I just spent three days doing this for thematic mapping of the US. The outline maps and fills based on column values was easy. Labelling the states is what has taken most of the time. In my case, there are five states (MI, PI, MD, FL, and LA) that are asymmetrical enough that the label has to be adjusted manually, and I'm stuck at doing this on a filtered subset and getting it back into the main tibble. I'll probably end up with two pairs of label plotting when I figure out how to make the oddballs invisible in the main tibble. Then I can overplot to add the others. Fortunately, I know how to switch colors from black to white when the fill is dark.
My ambition is to post this at https://technocrat.rbind.io next week with a link to the github Rmd code to provide a lamp in the darkness. My hope is that others dealing with geobased data will be able to follow along and help me identify the unnecessary kludges.
If you want to plunge in
library(sf)
library(tidyverse)
# if you have Census API key in your .Renviron
states_pop <- get_estimates("state", product = "population", geometry = TRUE, shift_geo = TRUE) %>% filter(variable == "POP") %>% filter(GEOID != 11) %>% mutate(geoid = as.integer(GEOID)) %>% select(GEOID, NAME, geoid, value) %>% mutate(POP_TOT = value) %>% select(-value)
# This produces a population estimate of the 50 states plus DC along with the shapefiles
#Or you can get any shapefile
your_object <- st_read(dsn, layer)
converter <- read.csv("https://gist.githubusercontent.com/technocrat/93470bf9abead06ef926/raw/f652f8171374e7808455f42167f5480ea15f7f4e/state_fips_postal.csv", header = FALSE, stringsAsFactors = FALSE)
converter <- rename(converter, NAME = V1, geoid = V2, id = V3)
states_key <- as.tibble(converter) %>% filter(id != 'DC')
states_pop <- get_estimates("state", product = "population", geometry = TRUE, shift_geo = TRUE) %>% filter(variable == "POP") %>% filter(GEOID != 11) %>% mutate(geoid = as.integer(GEOID)) %>% select(GEOID, NAME, geoid, value) %>% mutate(POP_TOT = value) %>% select(-value)
states <- inner_join(states_pop, states_key, by = "NAME")
states_centroid <- as.data.frame(states_centroid)
states <- inner_join(states, as.tibble(states_centroid), by = "GEOID")

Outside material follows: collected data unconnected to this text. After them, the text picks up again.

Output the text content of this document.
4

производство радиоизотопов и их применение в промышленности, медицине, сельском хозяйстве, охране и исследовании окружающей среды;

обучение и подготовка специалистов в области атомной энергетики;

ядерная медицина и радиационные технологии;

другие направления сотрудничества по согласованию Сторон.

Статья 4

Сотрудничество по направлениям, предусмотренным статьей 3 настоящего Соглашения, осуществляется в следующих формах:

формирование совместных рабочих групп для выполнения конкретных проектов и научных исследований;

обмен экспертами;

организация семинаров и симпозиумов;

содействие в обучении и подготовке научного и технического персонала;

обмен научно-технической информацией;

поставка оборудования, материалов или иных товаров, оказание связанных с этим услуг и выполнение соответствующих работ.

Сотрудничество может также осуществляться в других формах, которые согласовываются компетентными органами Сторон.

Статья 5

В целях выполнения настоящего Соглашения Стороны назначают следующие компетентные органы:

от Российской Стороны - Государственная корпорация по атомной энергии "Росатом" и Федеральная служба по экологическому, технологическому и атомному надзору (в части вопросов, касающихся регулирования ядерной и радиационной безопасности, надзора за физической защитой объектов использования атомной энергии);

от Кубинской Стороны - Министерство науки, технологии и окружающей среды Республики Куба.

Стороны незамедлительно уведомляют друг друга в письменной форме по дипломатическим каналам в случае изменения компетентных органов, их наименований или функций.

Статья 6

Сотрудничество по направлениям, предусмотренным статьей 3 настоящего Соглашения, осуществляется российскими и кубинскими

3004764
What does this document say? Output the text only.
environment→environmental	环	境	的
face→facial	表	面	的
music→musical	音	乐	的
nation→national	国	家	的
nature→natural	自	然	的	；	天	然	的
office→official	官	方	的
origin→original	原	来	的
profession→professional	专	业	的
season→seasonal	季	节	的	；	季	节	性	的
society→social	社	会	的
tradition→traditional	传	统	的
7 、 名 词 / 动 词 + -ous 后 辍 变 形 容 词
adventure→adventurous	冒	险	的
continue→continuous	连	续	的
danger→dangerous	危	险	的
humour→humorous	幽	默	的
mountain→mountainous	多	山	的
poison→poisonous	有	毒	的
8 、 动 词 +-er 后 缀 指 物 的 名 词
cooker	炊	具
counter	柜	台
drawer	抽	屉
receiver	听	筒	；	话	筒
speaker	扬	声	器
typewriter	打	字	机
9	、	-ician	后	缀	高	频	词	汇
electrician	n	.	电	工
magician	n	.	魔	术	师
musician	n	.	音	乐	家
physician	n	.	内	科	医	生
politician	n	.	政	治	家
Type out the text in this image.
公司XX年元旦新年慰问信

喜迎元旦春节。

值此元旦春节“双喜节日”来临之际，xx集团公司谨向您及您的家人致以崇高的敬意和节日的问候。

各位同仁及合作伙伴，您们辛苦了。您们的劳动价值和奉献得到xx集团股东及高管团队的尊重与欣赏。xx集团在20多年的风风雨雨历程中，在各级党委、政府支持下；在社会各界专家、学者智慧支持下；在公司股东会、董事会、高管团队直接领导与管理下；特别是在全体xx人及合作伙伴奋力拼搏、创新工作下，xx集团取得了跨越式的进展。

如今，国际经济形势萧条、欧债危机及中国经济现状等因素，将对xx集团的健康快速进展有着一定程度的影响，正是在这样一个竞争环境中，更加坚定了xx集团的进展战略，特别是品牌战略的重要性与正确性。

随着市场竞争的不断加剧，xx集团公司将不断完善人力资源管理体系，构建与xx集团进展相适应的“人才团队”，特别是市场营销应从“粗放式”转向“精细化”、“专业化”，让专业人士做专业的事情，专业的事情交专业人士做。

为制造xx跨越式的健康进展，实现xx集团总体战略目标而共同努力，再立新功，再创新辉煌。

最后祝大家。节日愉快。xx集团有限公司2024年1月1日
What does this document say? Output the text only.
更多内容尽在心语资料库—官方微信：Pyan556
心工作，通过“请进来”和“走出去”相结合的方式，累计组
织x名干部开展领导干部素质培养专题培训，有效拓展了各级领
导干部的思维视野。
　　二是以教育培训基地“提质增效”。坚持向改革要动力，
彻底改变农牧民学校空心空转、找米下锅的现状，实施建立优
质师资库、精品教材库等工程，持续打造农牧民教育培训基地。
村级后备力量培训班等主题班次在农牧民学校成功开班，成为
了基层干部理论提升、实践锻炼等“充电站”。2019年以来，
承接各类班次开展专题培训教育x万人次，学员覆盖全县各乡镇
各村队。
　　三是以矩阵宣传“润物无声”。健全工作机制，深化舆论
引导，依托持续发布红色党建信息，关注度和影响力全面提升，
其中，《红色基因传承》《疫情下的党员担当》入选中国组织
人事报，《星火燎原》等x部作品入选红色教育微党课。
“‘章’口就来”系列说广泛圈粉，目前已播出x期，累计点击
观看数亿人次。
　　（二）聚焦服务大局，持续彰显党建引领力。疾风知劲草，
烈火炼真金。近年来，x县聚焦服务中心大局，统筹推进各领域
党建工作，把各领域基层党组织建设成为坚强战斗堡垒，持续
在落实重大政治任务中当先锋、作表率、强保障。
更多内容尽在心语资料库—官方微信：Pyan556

states_pop <- inner_join(states_pop, states_key, by = "NAME")
states_centroid_matrix <- st_centroid(states_pop$geometry)
states_centroid <- as.tibble(state_centroid_matrix) %>% transmute(clong = X, clat = Y)
geoid <- as.tibble(states_pop$geoid)
colnames(geoid) <- "geoid"
states_centroid <- as.tibble(cbind(geoid, states_centroid))
states_with_centroids <- inner_join(states_pop, states_centroid, by = "geoid")
states <- inner_join(states_with_centroids, converter, by = "geoid")
states <- states %>% mutate(NAME = NAME.x, id_clong = clong, id_clat = clat) %>% select(-NAME.x, -NAME.y, -geoid, GEOID, NAME, id, POP_TOT, id_clong, id_clat, clong, clat)
basemap <- ggplot(states) + geom_sf(color = "dark grey", size = 0.3, fill="white") + no_ylab + no_xlab + plain_theme
basemap + geom_text(data = states, aes(x=id_clong,y=id_clat, label = id), size = 2.5)
This has gotten me to the point that I can plot, separately, name overlays for the 35 states that require no adjustment and the 5 that do.
If all you care about is the location of the centroids, your troubles are over with the st_coordinates transformation from a matrix object to a tibble, which isn't hard.
Sorry for the long ramble. This is actually much, much easier to do than in the sp package and fortify, and it will pay big dividends in your future work if you have a couple of weekends to spare getting your head around sf and sf_geom.